Giertych obraził się po słowach Manowskiej? Internauci w śmiech: Protesty też już Wam ″ukradli?″
Giertych grozi Manowskiej po słowach o ‘giertychówkach’. Internauci: ‘Protesty też już wam ukradli?’
Roman Giertych, poseł Koalicji Obywatelskiej, zareagował z oburzeniem na wypowiedź I Prezes Sądu Najwyższego Małgorzaty Manowskiej, która w Radiu ZET ujawniła kulisy masowego napływu protestów wyborczych.
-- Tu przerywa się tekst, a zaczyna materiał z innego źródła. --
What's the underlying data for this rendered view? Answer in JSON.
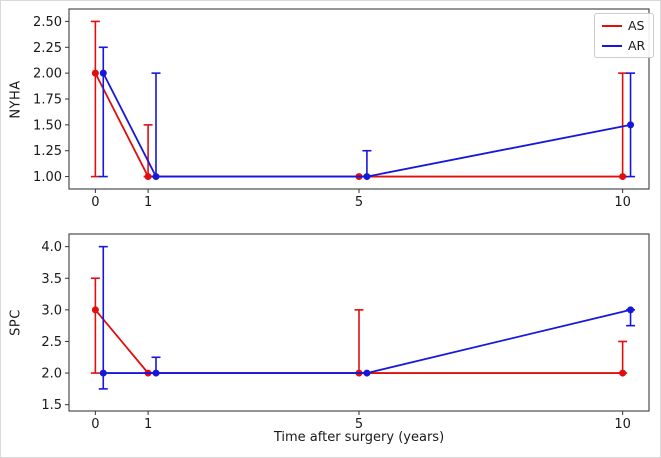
{
  "figure": {
    "background": "#ffffff",
    "axis_color": "#4d4d4d",
    "tick_color": "#333333",
    "text_color": "#1a1a1a"
  },
  "legend": {
    "position": "upper-right",
    "entries": [
      {
        "label": "AS",
        "color": "#e10e0e"
      },
      {
        "label": "AR",
        "color": "#1717dc"
      }
    ]
  },
  "chart_data": [
    {
      "type": "line",
      "ylabel": "NYHA",
      "xlim": [
        -0.5,
        10.5
      ],
      "ylim": [
        0.88,
        2.62
      ],
      "x": [
        0,
        1,
        5,
        10
      ],
      "xtick_labels": [
        "0",
        "1",
        "5",
        "10"
      ],
      "yticks": [
        1.0,
        1.25,
        1.5,
        1.75,
        2.0,
        2.25,
        2.5
      ],
      "ytick_labels": [
        "1.00",
        "1.25",
        "1.50",
        "1.75",
        "2.00",
        "2.25",
        "2.50"
      ],
      "grid": false,
      "legend": "upper-right",
      "series": [
        {
          "name": "AS",
          "color": "#e10e0e",
          "x_offset": 0,
          "y": [
            2.0,
            1.0,
            1.0,
            1.0
          ],
          "err_low": [
            1.0,
            1.0,
            1.0,
            1.0
          ],
          "err_high": [
            2.5,
            1.5,
            1.0,
            2.0
          ]
        },
        {
          "name": "AR",
          "color": "#1717dc",
          "x_offset": 0.15,
          "y": [
            2.0,
            1.0,
            1.0,
            1.5
          ],
          "err_low": [
            1.0,
            1.0,
            1.0,
            1.0
          ],
          "err_high": [
            2.25,
            2.0,
            1.25,
            2.0
          ]
        }
      ]
    },
    {
      "type": "line",
      "ylabel": "SPC",
      "xlabel": "Time after surgery (years)",
      "xlim": [
        -0.5,
        10.5
      ],
      "ylim": [
        1.4,
        4.2
      ],
      "x": [
        0,
        1,
        5,
        10
      ],
      "xtick_labels": [
        "0",
        "1",
        "5",
        "10"
      ],
      "yticks": [
        1.5,
        2.0,
        2.5,
        3.0,
        3.5,
        4.0
      ],
      "ytick_labels": [
        "1.5",
        "2.0",
        "2.5",
        "3.0",
        "3.5",
        "4.0"
      ],
      "grid": false,
      "series": [
        {
          "name": "AS",
          "color": "#e10e0e",
          "x_offset": 0,
          "y": [
            3.0,
            2.0,
            2.0,
            2.0
          ],
          "err_low": [
            2.0,
            2.0,
            2.0,
            2.0
          ],
          "err_high": [
            3.5,
            2.0,
            3.0,
            2.5
          ]
        },
        {
          "name": "AR",
          "color": "#1717dc",
          "x_offset": 0.15,
          "y": [
            2.0,
            2.0,
            2.0,
            3.0
          ],
          "err_low": [
            1.75,
            2.0,
            2.0,
            2.75
          ],
          "err_high": [
            4.0,
            2.25,
            2.0,
            3.0
          ]
        }
      ]
    }
  ]
}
Jak podkreśliła, ponad 90% z nich to tzw. „giertychówki” – powielone wzory protestów, których autorem jest właśnie Giertych.
Manowska zwróciła uwagę, że wiele z tych protestów zawierało błędy formalne, a niektóre osoby nie potrafiły nawet poprawnie wpisać numeru PESEL. W odpowiedzi Giertych zapowiedział złożenie zawiadomienia do prokuratury przeciwko Manowskiej i sędziom Izby Nadzwyczajnej, twierdząc, że „neosędziowie ukradli protesty” i nie przekazali ich do właściwej izby.
Internauci nie pozostali obojętni – w mediach społecznościowych pojawiły się liczne komentarze wyśmiewające reakcję posła. „Protesty też już wam ukradli?” – ironizowali użytkownicy, sugerując, że Giertych zamiast merytorycznej obrony, sięga po teatralne oskarżenia.
Cała sytuacja pokazuje rosnące napięcie wokół legalności i skuteczności protestów wyborczych oraz próbę politycznego nacisku na wymiar sprawiedliwości. Czy Giertych rzeczywiście ma podstawy do zarzutów, czy to kolejna odsłona politycznego spektaklu? Odpowiedź może przynieść dopiero postępowanie prokuratorskie.